Ricardo Rubio
Ricardo Rubio - Argentina
1951
Nulla sappiamo se non il malinteso
Mi fingo distratto mentre agito altro tempo
che infiamma il cuore dell'alba.
Chiudo gli occhi immaginando i segni
di un linguaggio universale.
Cerco ragioni mentre palpitano
tristezze sparpagliate nelle crepe
di uno spazio perplesso.
Quando il girono schiude passaggi
la lucidità assorta si spaventa.
Con quale veleno soffochiamo l'insistenza
e l'illusione se nessuno ha la luce della distanza?

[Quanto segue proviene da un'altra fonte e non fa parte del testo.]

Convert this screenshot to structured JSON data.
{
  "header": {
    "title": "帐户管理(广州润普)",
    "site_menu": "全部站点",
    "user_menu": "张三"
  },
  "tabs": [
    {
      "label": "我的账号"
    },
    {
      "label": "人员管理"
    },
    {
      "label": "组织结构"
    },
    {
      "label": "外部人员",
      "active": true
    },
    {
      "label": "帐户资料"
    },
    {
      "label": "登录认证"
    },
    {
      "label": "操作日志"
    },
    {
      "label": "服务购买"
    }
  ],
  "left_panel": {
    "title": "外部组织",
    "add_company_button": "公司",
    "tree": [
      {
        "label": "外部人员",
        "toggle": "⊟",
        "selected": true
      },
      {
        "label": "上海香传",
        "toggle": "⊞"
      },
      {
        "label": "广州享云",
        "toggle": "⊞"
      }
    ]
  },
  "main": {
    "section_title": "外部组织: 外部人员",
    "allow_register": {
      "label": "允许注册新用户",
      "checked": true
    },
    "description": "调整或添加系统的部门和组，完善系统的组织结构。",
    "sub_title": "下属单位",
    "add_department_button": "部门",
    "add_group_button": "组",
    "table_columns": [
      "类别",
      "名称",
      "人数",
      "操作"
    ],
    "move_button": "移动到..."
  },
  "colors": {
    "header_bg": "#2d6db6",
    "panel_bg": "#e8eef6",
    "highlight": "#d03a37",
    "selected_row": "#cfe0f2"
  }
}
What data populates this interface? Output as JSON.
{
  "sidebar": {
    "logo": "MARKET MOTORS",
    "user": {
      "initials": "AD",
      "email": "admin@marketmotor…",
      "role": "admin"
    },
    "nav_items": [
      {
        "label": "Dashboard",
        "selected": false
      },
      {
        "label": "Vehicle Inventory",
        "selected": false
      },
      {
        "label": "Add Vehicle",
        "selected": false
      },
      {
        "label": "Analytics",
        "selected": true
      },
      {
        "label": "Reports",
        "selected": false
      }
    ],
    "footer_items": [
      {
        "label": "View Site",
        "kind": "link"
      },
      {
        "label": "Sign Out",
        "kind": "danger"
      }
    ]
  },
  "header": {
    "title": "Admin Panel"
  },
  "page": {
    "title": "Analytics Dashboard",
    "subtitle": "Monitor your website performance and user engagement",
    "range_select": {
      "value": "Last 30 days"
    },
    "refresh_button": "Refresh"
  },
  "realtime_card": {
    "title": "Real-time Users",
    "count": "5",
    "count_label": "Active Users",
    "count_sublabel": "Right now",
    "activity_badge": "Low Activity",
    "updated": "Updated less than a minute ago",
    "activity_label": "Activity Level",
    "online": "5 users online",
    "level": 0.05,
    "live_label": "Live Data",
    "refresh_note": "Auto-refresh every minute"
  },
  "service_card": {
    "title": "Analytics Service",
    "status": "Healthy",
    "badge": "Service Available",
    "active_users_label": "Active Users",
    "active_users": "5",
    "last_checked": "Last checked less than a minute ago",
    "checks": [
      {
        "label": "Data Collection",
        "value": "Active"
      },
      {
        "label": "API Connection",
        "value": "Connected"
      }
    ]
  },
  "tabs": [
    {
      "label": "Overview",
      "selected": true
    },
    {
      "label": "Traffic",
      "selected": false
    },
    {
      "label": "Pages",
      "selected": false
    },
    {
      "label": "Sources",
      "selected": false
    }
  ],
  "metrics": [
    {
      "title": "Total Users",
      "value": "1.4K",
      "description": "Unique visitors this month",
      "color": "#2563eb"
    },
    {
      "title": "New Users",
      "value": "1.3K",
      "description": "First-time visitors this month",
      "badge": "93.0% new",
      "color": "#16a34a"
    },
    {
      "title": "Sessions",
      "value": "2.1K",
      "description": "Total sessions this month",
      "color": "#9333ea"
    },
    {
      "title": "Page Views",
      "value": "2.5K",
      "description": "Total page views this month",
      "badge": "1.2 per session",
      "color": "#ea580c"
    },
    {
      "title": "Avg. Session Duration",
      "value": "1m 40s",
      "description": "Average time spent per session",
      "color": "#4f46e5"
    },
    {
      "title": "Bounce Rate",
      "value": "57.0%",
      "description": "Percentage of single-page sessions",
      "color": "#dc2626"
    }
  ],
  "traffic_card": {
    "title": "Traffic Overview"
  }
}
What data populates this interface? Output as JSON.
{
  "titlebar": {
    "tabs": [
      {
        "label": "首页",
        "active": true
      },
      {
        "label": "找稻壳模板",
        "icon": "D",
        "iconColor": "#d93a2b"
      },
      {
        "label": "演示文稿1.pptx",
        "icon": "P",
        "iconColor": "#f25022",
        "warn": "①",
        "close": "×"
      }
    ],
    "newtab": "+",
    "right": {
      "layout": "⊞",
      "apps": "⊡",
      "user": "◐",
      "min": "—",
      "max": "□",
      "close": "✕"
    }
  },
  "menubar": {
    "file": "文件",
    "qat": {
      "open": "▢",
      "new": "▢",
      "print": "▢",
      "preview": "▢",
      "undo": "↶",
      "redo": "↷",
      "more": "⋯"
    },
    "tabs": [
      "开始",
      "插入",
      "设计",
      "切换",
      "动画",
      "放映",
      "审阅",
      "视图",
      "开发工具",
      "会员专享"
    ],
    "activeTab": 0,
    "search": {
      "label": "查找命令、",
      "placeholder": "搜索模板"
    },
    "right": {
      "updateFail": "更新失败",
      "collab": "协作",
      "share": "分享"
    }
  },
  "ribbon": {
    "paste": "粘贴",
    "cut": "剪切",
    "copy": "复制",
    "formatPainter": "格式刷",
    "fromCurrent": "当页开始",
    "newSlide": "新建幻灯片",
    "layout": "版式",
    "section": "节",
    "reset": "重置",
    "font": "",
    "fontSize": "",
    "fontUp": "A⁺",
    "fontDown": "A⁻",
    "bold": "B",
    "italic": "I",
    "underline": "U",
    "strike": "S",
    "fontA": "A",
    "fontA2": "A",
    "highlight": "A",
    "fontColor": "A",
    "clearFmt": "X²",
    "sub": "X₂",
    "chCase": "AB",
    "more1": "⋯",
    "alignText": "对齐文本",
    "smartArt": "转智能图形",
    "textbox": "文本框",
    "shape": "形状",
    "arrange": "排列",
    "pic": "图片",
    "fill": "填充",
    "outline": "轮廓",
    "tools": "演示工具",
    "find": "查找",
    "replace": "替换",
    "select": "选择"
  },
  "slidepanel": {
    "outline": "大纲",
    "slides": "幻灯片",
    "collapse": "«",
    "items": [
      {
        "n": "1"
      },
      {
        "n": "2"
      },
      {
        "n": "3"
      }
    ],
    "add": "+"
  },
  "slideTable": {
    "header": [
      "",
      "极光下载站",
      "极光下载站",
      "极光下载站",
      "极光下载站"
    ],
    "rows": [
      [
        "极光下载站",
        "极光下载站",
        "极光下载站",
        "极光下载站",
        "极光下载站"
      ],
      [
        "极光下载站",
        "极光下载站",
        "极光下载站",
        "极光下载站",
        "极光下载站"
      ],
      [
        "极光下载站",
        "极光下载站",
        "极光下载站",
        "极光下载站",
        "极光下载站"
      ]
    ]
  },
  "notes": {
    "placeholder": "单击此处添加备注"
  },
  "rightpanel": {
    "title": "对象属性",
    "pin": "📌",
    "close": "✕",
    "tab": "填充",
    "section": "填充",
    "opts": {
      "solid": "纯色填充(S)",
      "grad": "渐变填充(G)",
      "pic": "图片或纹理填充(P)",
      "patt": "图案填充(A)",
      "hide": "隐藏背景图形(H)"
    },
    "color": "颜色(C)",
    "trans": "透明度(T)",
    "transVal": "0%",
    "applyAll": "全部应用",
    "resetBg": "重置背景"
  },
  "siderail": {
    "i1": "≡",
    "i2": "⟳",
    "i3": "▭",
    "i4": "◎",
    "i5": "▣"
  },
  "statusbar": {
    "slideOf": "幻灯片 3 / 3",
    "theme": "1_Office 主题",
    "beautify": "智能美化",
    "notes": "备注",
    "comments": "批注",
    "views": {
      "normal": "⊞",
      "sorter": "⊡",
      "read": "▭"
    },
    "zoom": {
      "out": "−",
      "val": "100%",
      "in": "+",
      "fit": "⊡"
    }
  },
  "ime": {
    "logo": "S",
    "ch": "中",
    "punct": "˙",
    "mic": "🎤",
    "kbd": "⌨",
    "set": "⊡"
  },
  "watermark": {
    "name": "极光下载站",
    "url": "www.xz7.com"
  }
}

Nessuno è signore del colore della sera.
La coscienza navigò millenni per giungere qui
e forzò un uomo stordito
in mezzo alle pietre.
Ci sono alberi feriti dalla sete
uccelli rantolanti di paura
piccoli pesci che lottano contro l'inverno.
Ma ci sono le mani di una donna
lungo la mia schiena
mitigando la ferocia della vita.
Così avverto le carezze e le offese.
Adesso gli anni mi tormenteranno sempre
e sono appena silenzio
al fondo di un gesto.
Nel modo più assurdo la mente gioca a vincere
Senza sapere avanzavo a tentoni
avendo dimenticato il principio
e la ragione del dilemma.
Perché presi il destino con misura
e venne il castigo per le cose frequenti
e le abbondanti e quelle facili.
In tutta la terra ho combattuto
per raggiungere questa voce
per seminare gelsomini nel ricordo
della mia casa e dei miei occhi.
Non ebbi indugi né prudenza né doppiezza
il mio desiderio non conobbe riposo.
Compresi tardi che l'impresa cospira
scuote prosciuga
e combatte la luce che risplende
al caldo di un sincero nutrimento
all'orecchio teso al sussurro di un figlio.
Ebbi sempre in casa un coro di allegria
mia moglie brillava i bambini
giocavano agli indiani
e fuori in cambio mai cantava la ferocia
- che marcia soltanto lanciando voci di potere.
Ora so che questa spada si torce nel mondo
e così ancora a volte si stanca e si trattiene.
Non ci sono numerali nel cosmo
non c'è via per il ritorno.
Lascio lo scudo e mi sciolgo le cinghie
bevo la sete e scuoto il tuono della notte.
Gli occhi si chiudono alla danza o si aprono al dolore
L'albero si veste di rughe e silenzio
- mitica forza va e viene nell'aria.
Si prende l'ultima goccia dai fossati
verso un torrente invisibile
che non raggiunge la sua pelle nuda.
Quando avvolge la montagna
la sua sete e la tristezza
il cielo lo vede alzare le braccia al vento.
Navigherò in eterno per comprendere
questo perché
questa chiocciola confusa che si affoga
tra sabbia e sale
quest'ambizione che cade nelle mani
dell'intolleranza
questo falso ristagno dell'idea.
Come vedere l'altro lato dello specchio
se il nucleo è nella carne?
Come essere chi sono quando svengo?
La vita si accorcia si accosta alla vecchiaia
si corrompe e si confonde.
Il delirio invade le forme la ragione vacilla
la nudità tenta un colore nelle tenebre
e cerca una specie una stirpe una tribù
un fondamento in cui seminare l'aria.
Ma si fa notte la luce e nebbia e sonno
confusione di iridi all'ombra di un noce.
Miserabili passi disegnano un andare
debolmente mediocre.
Per la nudità il tramonto è un vertice eccessivo.